Malspam Campaigns Attempt to Install Remote Access TrojansMicrosoft: Emails With COVID-19 Themes Targeting US, South Korea
See Also: The Evolution of Email Security
It's not clear if all these malspam campaigns, which are targeting organizations in the U.S. and South Korea, are related. But Microsoft researchers found that all the attacks attempt to install Remcos on victims' devices. This remote access Trojan, or RAT, can give attackers full control over an infected device and enable them to run keyloggers as well as capture screenshots and audio recordings.
Over the past several years, Remcos has sometimes been associated with threat groups attempting business email compromise schemes (see: Nigerian BEC Scammers Use Malware to Up the Ante).
Recent Spam Campaign
Microsoft found that the malspam campaigns mostly started appearing in April, although at least one malicious email is dated from February, which is about the time that many security researchers began finding phishing emails and malicious domains using the spread of COVID-19 as a lure (see: Phishing Campaigns Tied to Coronavirus Persist).
Tanmay Ganacharya, director for security research of Microsoft Threat Protection, told ZDNet it's not clear if the various campaigns were designed to spread other malware, such as ransomware, start a BEC scheme or conduct cyber espionage.
The spam emails usually contain attached disk image files, either ISO or IMG files, that attempt to infect a device with the Remcos RAT if opened, Microsoft says.
We're seeing pockets of Remcos campaigns targeting specific sectors using various COVID-19 themed lures and atypical email attachments. Unlike more prominent malware, Remcos campaigns appear to be limited and short-lived, an attempt to fly under the radar.— Microsoft Security Intelligence (@MsftSecIntel) May 4, 2020
In a series of tweets, the Microsoft Security Intelligence describes three of these spam campaigns.
In the first, the attackers sent messages that appeared to come from the U.S. Small Business Administration and were delivered to small businesses that are in need of federal loans due to the COVID-19 pandemic, according to Microsoft. These messages contained a malicious IMG file attachment that also displayed a misleading PDF icon. The attachment contained executables that attempted to install the Remcos RAT.
The second campaign was designed to appear to originate with the U.S. Centers for Disease Control and Prevention's Health Alert Network.

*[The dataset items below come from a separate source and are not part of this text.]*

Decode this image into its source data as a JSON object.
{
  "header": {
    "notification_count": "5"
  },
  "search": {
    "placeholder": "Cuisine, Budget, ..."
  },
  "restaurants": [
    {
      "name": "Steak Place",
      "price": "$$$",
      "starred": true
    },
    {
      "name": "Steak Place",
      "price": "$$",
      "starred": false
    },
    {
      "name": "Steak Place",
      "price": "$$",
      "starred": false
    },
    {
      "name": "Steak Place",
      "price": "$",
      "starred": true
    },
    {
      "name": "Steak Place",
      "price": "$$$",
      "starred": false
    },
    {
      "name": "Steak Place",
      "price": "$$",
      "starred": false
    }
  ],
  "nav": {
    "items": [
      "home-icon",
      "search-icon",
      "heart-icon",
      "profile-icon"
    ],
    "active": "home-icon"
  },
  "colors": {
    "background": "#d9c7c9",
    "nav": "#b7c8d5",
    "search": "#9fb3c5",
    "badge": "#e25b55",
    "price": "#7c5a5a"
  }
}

The attackers used these spam emails to target manufacturing facilities in South Korea, according to Microsoft. The spoofed CDC emails contained a malicious ISO file attachment, which contained another file that attempted to install Remcos if opened, Microsoft notes.
A third campaign targeted accounting firms in the U.S. with spam emails that appeared to originate with the American Institute of CPAs. These messages also contained attached ISO files that, if opened, attempted to install the Remcos RAT.
In the past month, the SBA and its loan programs for small businesses affected by COVID-19 have been spoofed by other fraudsters looking to send out phishing emails or lead victims to misleading domains (see: Latest Phishing Campaigns Spoof Federal Reserve, SBA).